String Manipulation Question - Can RegEx Do This?

Discussion in 'ASP .Net' started by Franklin, Feb 28, 2009.

  1. Franklin

    Franklin Guest

    Using .NET 3.5...

    My understanding is that RegEx is powerful enough to solve most of the
    world's problems...so I'm optimistic about this scenario:

    I need to automate a not-so-straight-forward search and replace operation on
    strings that contain HTML markup fragments.

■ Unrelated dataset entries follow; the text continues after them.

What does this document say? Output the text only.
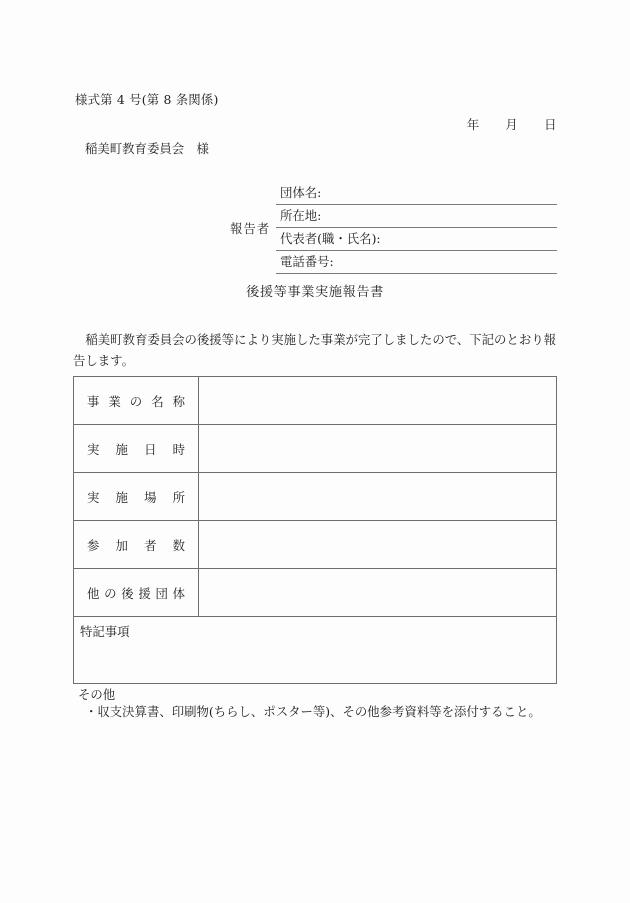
様式第 4 号(第 8 条関係)
年　　月　　日
稲美町教育委員会　様
報告者
団体名:
所在地:
代表者(職・氏名):
電話番号:
後援等事業実施報告書
稲美町教育委員会の後援等により実施した事業が完了しましたので、下記のとおり報告します。
事 業 の 名 称	
実 施 日 時	
実 施 場 所	
参 加 者 数	
他 の 後 援 団 体	
特記事項	
その他
・収支決算書、印刷物(ちらし、ポスター等)、その他参考資料等を添付すること。
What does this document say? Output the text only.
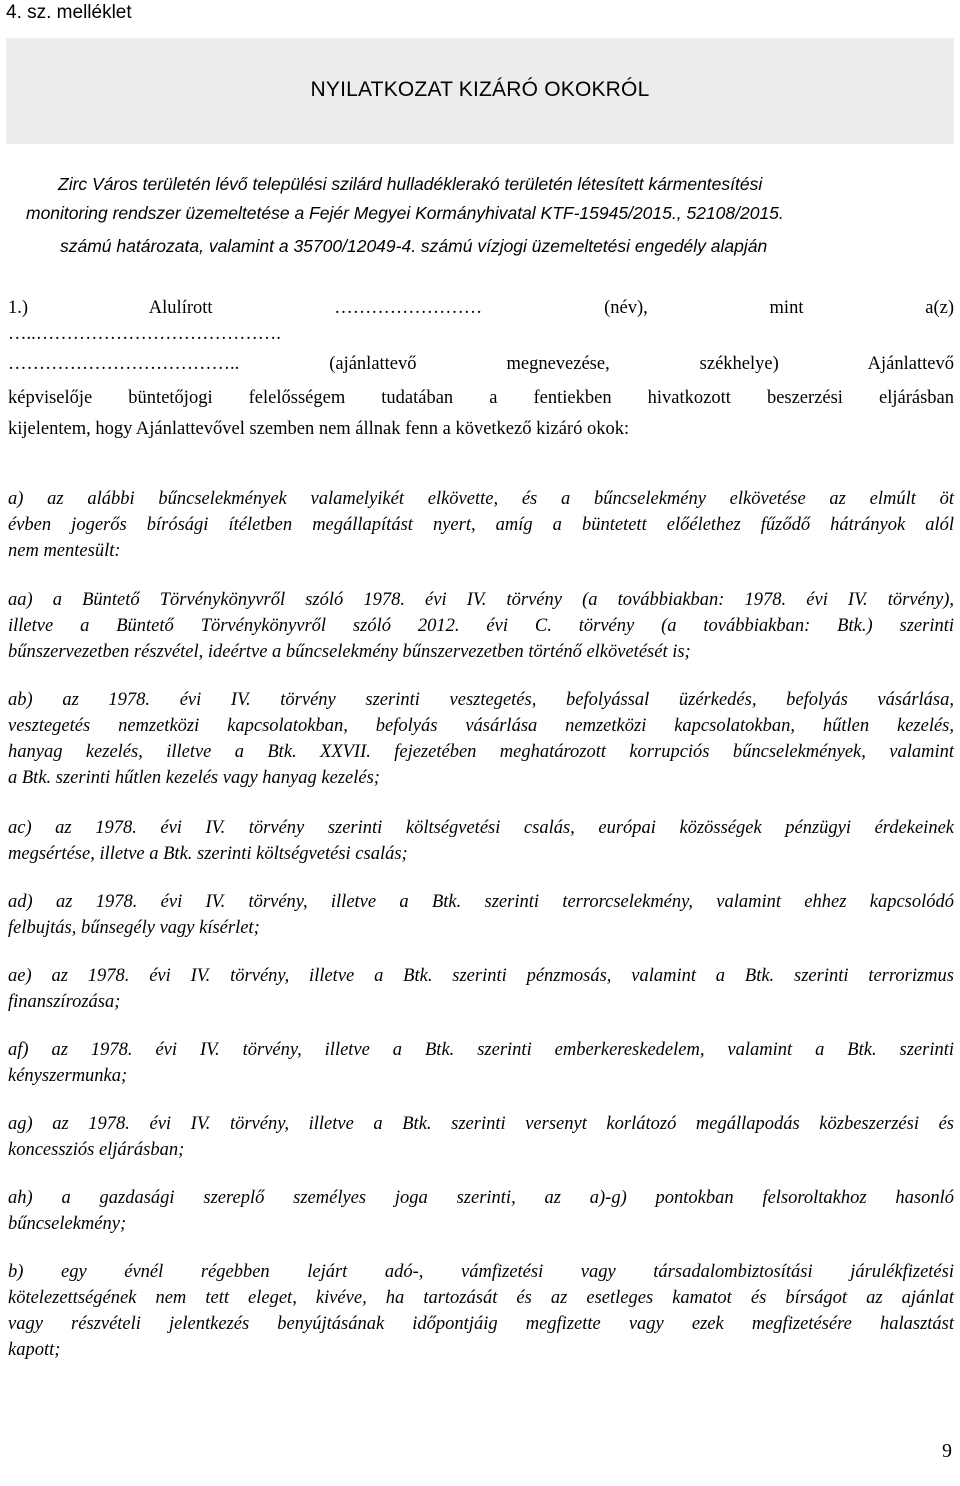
4. sz. melléklet
NYILATKOZAT KIZÁRÓ OKOKRÓL
Zirc Város területén lévő települési szilárd hulladéklerakó területén létesített kármentesítési
monitoring rendszer üzemeltetése a Fejér Megyei Kormányhivatal KTF-15945/2015., 52108/2015.
számú határozata, valamint a 35700/12049-4. számú vízjogi üzemeltetési engedély alapján
1.) Alulírott …………………… (név), mint a(z)
…..………………………………….
……………………………….. (ajánlattevő megnevezése, székhelye) Ajánlattevő
képviselője büntetőjogi felelősségem tudatában a fentiekben hivatkozott beszerzési eljárásban
kijelentem, hogy Ajánlattevővel szemben nem állnak fenn a következő kizáró okok:
a) az alábbi bűncselekmények valamelyikét elkövette, és a bűncselekmény elkövetése az elmúlt öt
évben jogerős bírósági ítéletben megállapítást nyert, amíg a büntetett előélethez fűződő hátrányok alól
nem mentesült:
aa) a Büntető Törvénykönyvről szóló 1978. évi IV. törvény (a továbbiakban: 1978. évi IV. törvény),
illetve a Büntető Törvénykönyvről szóló 2012. évi C. törvény (a továbbiakban: Btk.) szerinti
bűnszervezetben részvétel, ideértve a bűncselekmény bűnszervezetben történő elkövetését is;
ab) az 1978. évi IV. törvény szerinti vesztegetés, befolyással üzérkedés, befolyás vásárlása,
vesztegetés nemzetközi kapcsolatokban, befolyás vásárlása nemzetközi kapcsolatokban, hűtlen kezelés,
hanyag kezelés, illetve a Btk. XXVII. fejezetében meghatározott korrupciós bűncselekmények, valamint
a Btk. szerinti hűtlen kezelés vagy hanyag kezelés;
ac) az 1978. évi IV. törvény szerinti költségvetési csalás, európai közösségek pénzügyi érdekeinek
megsértése, illetve a Btk. szerinti költségvetési csalás;
ad) az 1978. évi IV. törvény, illetve a Btk. szerinti terrorcselekmény, valamint ehhez kapcsolódó
felbujtás, bűnsegély vagy kísérlet;
ae) az 1978. évi IV. törvény, illetve a Btk. szerinti pénzmosás, valamint a Btk. szerinti terrorizmus
finanszírozása;
af) az 1978. évi IV. törvény, illetve a Btk. szerinti emberkereskedelem, valamint a Btk. szerinti
kényszermunka;
ag) az 1978. évi IV. törvény, illetve a Btk. szerinti versenyt korlátozó megállapodás közbeszerzési és
koncessziós eljárásban;
ah) a gazdasági szereplő személyes joga szerinti, az a)-g) pontokban felsoroltakhoz hasonló
bűncselekmény;
b) egy évnél régebben lejárt adó-, vámfizetési vagy társadalombiztosítási járulékfizetési
kötelezettségének nem tett eleget, kivéve, ha tartozását és az esetleges kamatot és bírságot az ajánlat
vagy részvételi jelentkezés benyújtásának időpontjáig megfizette vagy ezek megfizetésére halasztást
kapott;
9
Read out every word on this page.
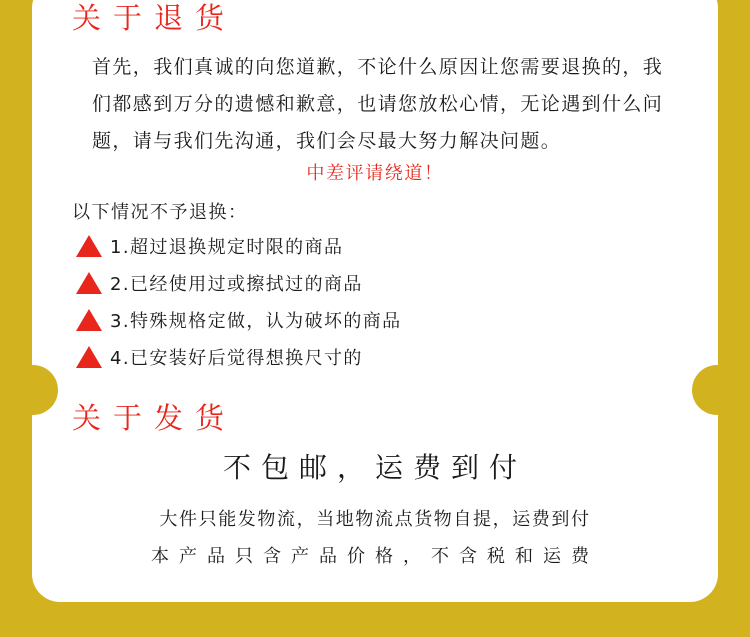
关于退货
首先，我们真诚的向您道歉，不论什么原因让您需要退换的，我
们都感到万分的遗憾和歉意，也请您放松心情，无论遇到什么问
题，请与我们先沟通，我们会尽最大努力解决问题。
中差评请绕道！
以下情况不予退换：
1.超过退换规定时限的商品
2.已经使用过或擦拭过的商品
3.特殊规格定做，认为破坏的商品
4.已安装好后觉得想换尺寸的
关于发货
不包邮，运费到付
大件只能发物流，当地物流点货物自提，运费到付
本产品只含产品价格，不含税和运费
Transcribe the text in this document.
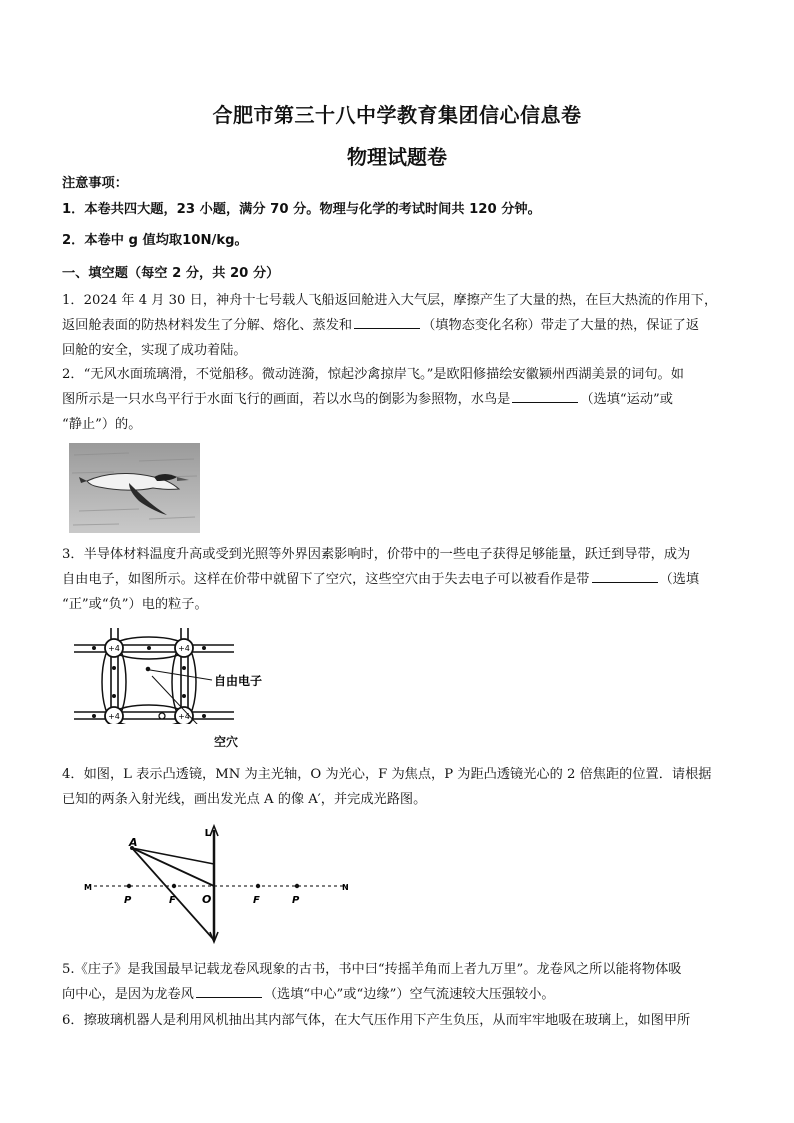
合肥市第三十八中学教育集团信心信息卷
物理试题卷
注意事项：
1．本卷共四大题，23 小题，满分 70 分。物理与化学的考试时间共 120 分钟。
2．本卷中 g 值均取10N/kg。
一、填空题（每空 2 分，共 20 分）
1．2024 年 4 月 30 日，神舟十七号载人飞船返回舱进入大气层，摩擦产生了大量的热，在巨大热流的作用下，
返回舱表面的防热材料发生了分解、熔化、蒸发和	（填物态变化名称）带走了大量的热，保证了返
回舱的安全，实现了成功着陆。
2．“无风水面琉璃滑，不觉船移。微动涟漪，惊起沙禽掠岸飞。”是欧阳修描绘安徽颍州西湖美景的词句。如
图所示是一只水鸟平行于水面飞行的画面，若以水鸟的倒影为参照物，水鸟是	（选填“运动”或
“静止”）的。
3．半导体材料温度升高或受到光照等外界因素影响时，价带中的一些电子获得足够能量，跃迁到导带，成为
自由电子，如图所示。这样在价带中就留下了空穴，这些空穴由于失去电子可以被看作是带	（选填
“正”或“负”）电的粒子。
+4	+4
+4	+4
自由电子
空穴
4．如图，L 表示凸透镜，MN 为主光轴，O 为光心，F 为焦点，P 为距凸透镜光心的 2 倍焦距的位置．请根据
已知的两条入射光线，画出发光点 A 的像 A′，并完成光路图。
A
L
M	N
O
P	F	F	P
5.《庄子》是我国最早记载龙卷风现象的古书，书中曰“抟摇羊角而上者九万里”。龙卷风之所以能将物体吸
向中心，是因为龙卷风	（选填“中心”或“边缘”）空气流速较大压强较小。
6．擦玻璃机器人是利用风机抽出其内部气体，在大气压作用下产生负压，从而牢牢地吸在玻璃上，如图甲所
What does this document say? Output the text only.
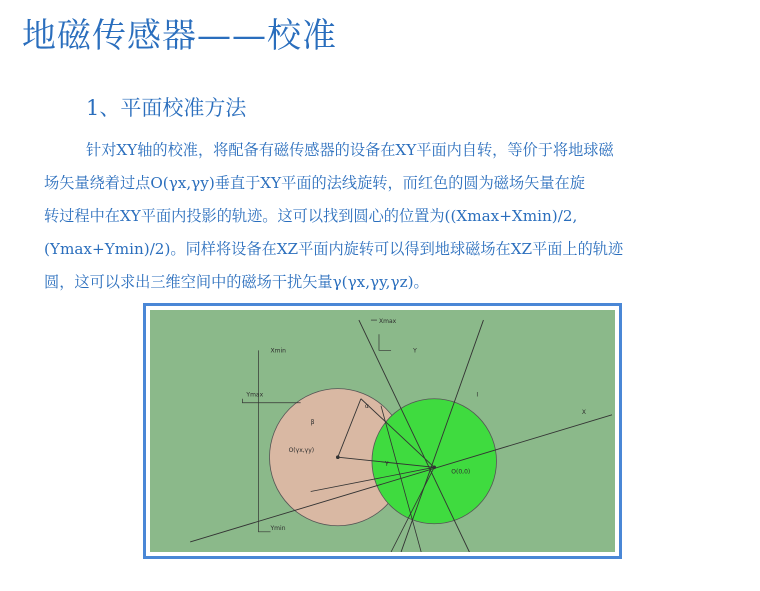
地磁传感器——校准
1、平面校准方法
针对XY轴的校准，将配备有磁传感器的设备在XY平面内自转，等价于将地球磁
场矢量绕着过点O(γx,γy)垂直于XY平面的法线旋转，而红色的圆为磁场矢量在旋
转过程中在XY平面内投影的轨迹。这可以找到圆心的位置为((Xmax+Xmin)/2,
(Ymax+Ymin)/2)。同样将设备在XZ平面内旋转可以得到地球磁场在XZ平面上的轨迹
圆，这可以求出三维空间中的磁场干扰矢量γ(γx,γy,γz)。
Xmax
Y
Xmin
Ymax
β
α
γ
I
X
O(γx,γy)
O(0,0)
Ymin
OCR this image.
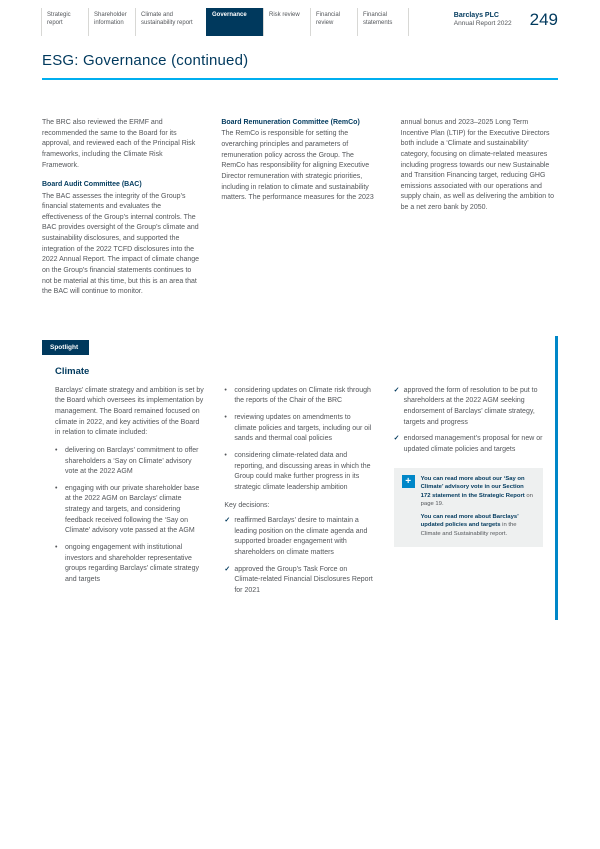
Strategic report
Shareholder information
Climate and sustainability report
Governance	Risk review	Financial review
Financial statements
Barclays PLC
Annual Report 2022 249
ESG: Governance (continued)

The BRC also reviewed the ERMF and recommended the same to the Board for its approval, and reviewed each of the Principal Risk frameworks, including the Climate Risk Framework.

Board Audit Committee (BAC)

The BAC assesses the integrity of the Group’s financial statements and evaluates the effectiveness of the Group’s internal controls. The BAC provides oversight of the Group’s climate and sustainability disclosures, and supported the integration of the 2022 TCFD disclosures into the 2022 Annual Report. The impact of climate change on the Group’s financial statements continues to not be material at this time, but this is an area that the BAC will continue to monitor.

Board Remuneration Committee (RemCo)

The RemCo is responsible for setting the overarching principles and parameters of remuneration policy across the Group. The RemCo has responsibility for aligning Executive Director remuneration with strategic priorities, including in relation to climate and sustainability matters. The performance measures for the 2023

annual bonus and 2023–2025 Long Term Incentive Plan (LTIP) for the Executive Directors both include a ‘Climate and sustainability’ category, focusing on climate-related measures including progress towards our new Sustainable and Transition Financing target, reducing GHG emissions associated with our operations and supply chain, as well as delivering the ambition to be a net zero bank by 2050.

Spotlight
Climate

Barclays’ climate strategy and ambition is set by the Board which oversees its implementation by management. The Board remained focused on climate in 2022, and key activities of the Board in relation to climate included:

•	delivering on Barclays’ commitment to offer shareholders a ‘Say on Climate’ advisory vote at the 2022 AGM
•	engaging with our private shareholder base at the 2022 AGM on Barclays’ climate strategy and targets, and considering feedback received following the ‘Say on Climate’ advisory vote passed at the AGM
•	ongoing engagement with institutional investors and shareholder representative groups regarding Barclays’ climate strategy and targets
•	considering updates on Climate risk through the reports of the Chair of the BRC
•	reviewing updates on amendments to climate policies and targets, including our oil sands and thermal coal policies
•	considering climate-related data and reporting, and discussing areas in which the Group could make further progress in its strategic climate leadership ambition

Key decisions:

✓ reaffirmed Barclays’ desire to maintain a leading position on the climate agenda and supported broader engagement with shareholders on climate matters
✓ approved the Group’s Task Force on Climate-related Financial Disclosures Report for 2021
✓ approved the form of resolution to be put to shareholders at the 2022 AGM seeking endorsement of Barclays’ climate strategy, targets and progress
✓ endorsed management’s proposal for new or updated climate policies and targets
+	You can read more about our ‘Say on Climate’ advisory vote in our Section 172 statement in the Strategic Report on page 19.

You can read more about Barclays’ updated policies and targets in the Climate and Sustainability report.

    I need to take a string like this:
    <td align="center"><asp:placeHolder ID="PlaceHolder75"
    runat="server"></asp:placeHolder></td>

    and make it into this:
    <td align="center" ID="PlaceHolder75"></td>

    Important points are these:

    1. the <asp:placeHolder... /> is being removed entirely, with nothing
    inserted in it's place.

    2. the <td> located immediately before the <asp:placeHolder /> gets the
    "ID=" value of the [removed] <asp:placeHolder />.
    none of the <td> tags already have any ID attribute (this fact should
    simplify the operation).

    3. A given input string may have multiple <asp:placeHolder /> controls - all
    of which need to be removed, with the ID attribute of each being inserted
    into the <TD> immediately preceeding the [removed] <asp:placeHolder />

    So, from those of you with significant regex experience, can regex do this?
    Any pointers are greatly appreciated. Sample code would be awesome, as
    learning regex is a huge task that I've started, but yet have a long way to
    go.

    - F
    Franklin, Feb 28, 2009
    #1
    1. Advertising

  2. Franklin

    Franklin Guest

    "Peter Duniho" <> wrote in message
    news:eek:...
    > On Sat, 28 Feb 2009 10:00:01 -0800, Franklin <> wrote:
    >
    >> Using .NET 3.5...
    >>
    >> My understanding is that RegEx is powerful enough to solve most of the
    >> world's problems...so I'm optimistic about this scenario:

    >
    > As powerful as RegEx is, the world's problems are almost uniformly so
    > difficult so as to preclude any programming technique from being able to
    > solve them.
    >
    >> I need to automate a not-so-straight-forward search and replace
    >> operation on
    >> strings that contain HTML markup fragments.
    >>
    >> I need to take a string like this:
    >> <td align="center"><asp:placeHolder ID="PlaceHolder75"
    >> runat="server"></asp:placeHolder></td>
    >>
    >> and make it into this:
    >> <td align="center" ID="PlaceHolder75"></td>
    >>
    >> Important points are these:
    >>
    >> 1. the <asp:placeHolder... /> is being removed entirely, with nothing
    >> inserted in it's place.
    >>
    >> 2. the <td> located immediately before the <asp:placeHolder /> gets the
    >> "ID=" value of the [removed] <asp:placeHolder />.
    >> none of the <td> tags already have any ID attribute (this fact should
    >> simplify the operation).
    >>
    >> 3. A given input string may have multiple <asp:placeHolder /> controls -
    >> all
    >> of which need to be removed, with the ID attribute of each being inserted
    >> into the <TD> immediately preceeding the [removed] <asp:placeHolder />

    >
    > You should be more specific about how you intend for multiple
    > "PlaceHolder" IDs to be added to the <td> element. Are these to be
    > combined into a single string for one ID attribute? If so, how is the
    > string formatted? If not, how?
    >
    >> So, from those of you with significant regex experience, can regex do
    >> this?
    >> Any pointers are greatly appreciated. Sample code would be awesome, as
    >> learning regex is a huge task that I've started, but yet have a long way
    >> to
    >> go.

    >
    > I'm not a RegEx expert, so don't have an answer off the top of my head. I
    > do know that RegEx supports grouping, repetitive patterns, and retrieving
    > match groups and using them in the replacement pattern, so I'd agree that
    > what you're trying to do could probably be done with RegEx.
    >
    > But are you sure that's the best way? You are dealing with XML structure
    > here, and it seems like it might be better to represent the solution as
    > something that deals with XML structure. For example, just use the
    > classes in System.Xml.Linq to manipulate your document tree.
    > Alternatively, you could create an XSLT transform and transform the
    > document that way (System.Xml.Xsl).
    >


    I'm dealing with xhtml fragments, so it might be difficult to do this with
    techniques that require an entire or well-formed xml document.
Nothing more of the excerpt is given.